Otra vez, una oscuridad infinita me envolvió.
En medio de esa negrura, se abría un camino frío y brillante.
Yo iba sola, con una lámpara de queroseno en la mano, avanzando sin rumbo por ese sendero que no terminaba.
El silencio era tan fuerte que solo se escuchaba el viento, soplando a veces cerca y a veces lejos.

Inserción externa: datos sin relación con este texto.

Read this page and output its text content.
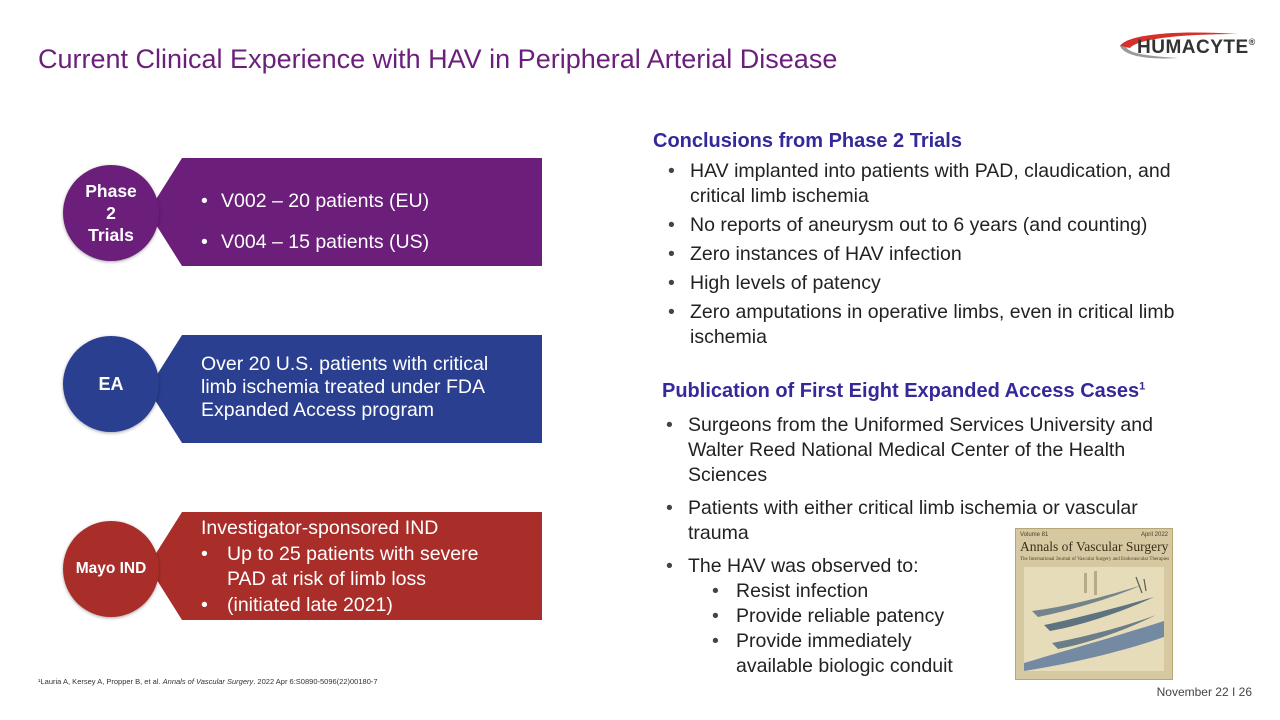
Current Clinical Experience with HAV in Peripheral Arterial Disease	HUMACYTE®
• V002 – 20 patients (EU)
• V004 – 15 patients (US)
Phase
2
Trials
Over 20 U.S. patients with critical
limb ischemia treated under FDA
Expanded Access program
EA
Investigator-sponsored IND
• Up to 25 patients with severe
PAD at risk of limb loss
• (initiated late 2021)
Mayo IND
Conclusions from Phase 2 Trials
• HAV implanted into patients with PAD, claudication, and
critical limb ischemia
• No reports of aneurysm out to 6 years (and counting)
• Zero instances of HAV infection
• High levels of patency
• Zero amputations in operative limbs, even in critical limb
ischemia
Publication of First Eight Expanded Access Cases$^1$
• Surgeons from the Uniformed Services University and
Walter Reed National Medical Center of the Health
Sciences
• Patients with either critical limb ischemia or vascular
trauma
• The HAV was observed to:
• Resist infection
• Provide reliable patency
• Provide immediately
available biologic conduit
Volume 81	April 2022
Annals of Vascular Surgery
The International Journal of Vascular Surgery and Endovascular Therapies
¹Lauria A, Kersey A, Propper B, et al. Annals of Vascular Surgery. 2022 Apr 6:S0890-5096(22)00180-7
November 22 I 26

Ese camino parecía no terminar.
No sabía cuánto tiempo llevaba caminando cuando, de repente, unas voces desesperadas empezaron a resonar a lo lejos.
—Aurora...
—Aurora...
Me detuve, asustada, y miré hacia el cielo negro.
¿Quién me llamaba?
¿Mateo?
No, Mateo nunca me llamaba así.
Entonces… ¿dónde estaba él?
¿Por qué no venía por mí?
¿Y adónde conducía este camino?
Una oleada de soledad y miedo me envolvió, seguida de un dolor punzante en el abdomen.
Abrí los ojos, haciendo un esfuerzo.
La luz blanca me cegó de inmediato; levanté la mano para cubrirme la cara.
Unos segundos después, escuché una cortina cerrarse y luego el clic de una lámpara al encenderse.